Дверь отворилась без единого звука. На пороге стоял слепой слуга, о котором она слышала и раньше. В руках он держал шелковую повязку. Облизав губы, которые внезапно стали сухими, Джилла повязала ее вокруг головы и позволила слуге взять ее за руку.

По крайней мере, у нее было преимущество — кое-что она знала. Лало рассказывал ей и о Дарусе, слепом слуге, и о необычных стражниках, охраняющих внутренние покои колдуна. Но звуки шагов по каменной лестнице и ощущение присутствия несметного количества тел, скользящих вокруг, парализовали ее. Змеи всегда внушали ей сильный страх. «Это не змеи, — успокаивала она себя. — Это всего лишь василиски!» А ее пальцы еще сильнее сжимали холодную руку проводника.

Когда они вошли в комнату, где тошнотворный запах жженого мускуса смешивался с запахом серы, она тяжело дышала.

Повязка была снята, и Джилла удивленно осмотрелась вокруг. Каменные стены были покрыты копотью, а на полу лежал оплавленный кусок металла, который когда-то был жаровней. В нише, сделанной в мраморной стене, стояла тахта, и через миг женщина поняла, что холмик на ней, покрытый богатой тканью, есть ничто иное, как лежащий человек. Она скрестила руки на груди и уставилась на него.

— После быка явилась корова, — устало сказал Инас Йорл. — Я должен был это предположить.

— Лало… — Джилла увидела как тонкая рука, что лежала на бархатном покрывале, изменилась, став более мускулистой, с кожей, покрытой тонким налетом голубоватых чешуек. Джилла проглотила обиду и заставила себя не отводить глаз. — Лало находится в каком-то странном трансе вот уже две недели. Я хочу, чтобы ты вернул его душу обратно в его тело. — Она дотронулась до кошелька на шее.

— Оставь себе свое золото, — ворчливо сказал колдун. — Твой муж уже просил меня сделать это, и я согласился. Было бы забавно посмотреть, как отнесется Санктуарий к человеку, который посмотрел в лицо своей собственной душе. Но Лало сейчас за пределами моей досягаемости.

— За пределами твоей досягаемости? — с болью прозвучал голос Джиллы. — Но тебя называют величайшим колдуном Империи! — Она встретила горящий гневом взгляд колдуна. Через мгновение взгляд стал тускнеть, и колдун отвел глаза.

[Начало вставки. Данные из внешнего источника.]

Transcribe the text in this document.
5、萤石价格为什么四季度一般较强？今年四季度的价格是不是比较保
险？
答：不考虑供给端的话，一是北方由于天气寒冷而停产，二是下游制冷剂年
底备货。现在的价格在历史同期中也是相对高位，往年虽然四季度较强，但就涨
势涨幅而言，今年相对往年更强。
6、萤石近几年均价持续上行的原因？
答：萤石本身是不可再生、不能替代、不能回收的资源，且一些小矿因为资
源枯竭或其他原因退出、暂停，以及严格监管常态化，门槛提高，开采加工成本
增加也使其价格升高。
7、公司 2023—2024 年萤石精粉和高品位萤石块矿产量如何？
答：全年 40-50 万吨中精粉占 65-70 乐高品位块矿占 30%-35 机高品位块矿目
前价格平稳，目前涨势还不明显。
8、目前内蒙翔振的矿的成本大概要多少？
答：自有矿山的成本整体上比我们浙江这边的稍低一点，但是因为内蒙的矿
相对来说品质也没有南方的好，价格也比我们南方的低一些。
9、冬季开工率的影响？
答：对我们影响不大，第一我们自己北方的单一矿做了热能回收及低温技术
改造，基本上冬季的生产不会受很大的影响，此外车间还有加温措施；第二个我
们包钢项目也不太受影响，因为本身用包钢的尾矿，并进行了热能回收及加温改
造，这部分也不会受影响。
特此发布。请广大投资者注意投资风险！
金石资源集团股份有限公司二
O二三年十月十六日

— Я достаточно велик для того, чтобы знать пределы моего могущества, — ответил он с горечью. — Не могу говорить за бейсибцев, но никакое волшебство Санктуария не в состоянии справиться с сиккинтайром. Твоего мужа, женщина, забрали Летающие Ножи. Иди в Храм Ильса и, может быть, жрец Горонеш выслушает тебя. А лучше — иди домой — судьба Лало в руках богов.

***

Сиккинтайр пожирал плоть Лало и глодал его кости до тех пор, пока ветер не заиграл на его ребрах, как на арфе, отбивая ритм на длинных костях его бедер. Его длинные руки художника, лишенные мышц, которые делали их волшебными, трещали, как трещат зимой голые веточки, обращенные к небу.

И когда они стали совсем тонкими, под стать скелету, Лало упал, и мать-земля дала ему новую плоть, наросшую вокруг костей. Покрытый землей, он пролежал год или век, и когда истекло нужное время, он очнулся обнаженным на лесной поляне, усыпанной цветами, словно драгоценными камнями, ощущая свое тело гибким и сильным, как отточенное лезвие.

Он вскочил и пошел без цели, наслаждаясь прекрасной палитрой цветов и ласковым воздухом. Все в нем пело от ощущения нового сильного тела. Где-то зазвучала музыка, и он повернул на звуки.

Дубы начали редеть, и Лало вышел к поросшему травой склону, у подножья которого раскинулось небольшое озерцо, питаемое журчащим водопадом. На берегу он увидел стол, покрытый темно-красной узорчатой тканью с золотыми кистями. На столе стояли хрустальные графины, наполненные вином из Каронны, серебряные вазы с апельсинами из Энлибара, лежали большие блюда с жарены мясом и караваи белого хлеба. «Пир богов», — подумал Лало. И в самом деле, там пировали боги.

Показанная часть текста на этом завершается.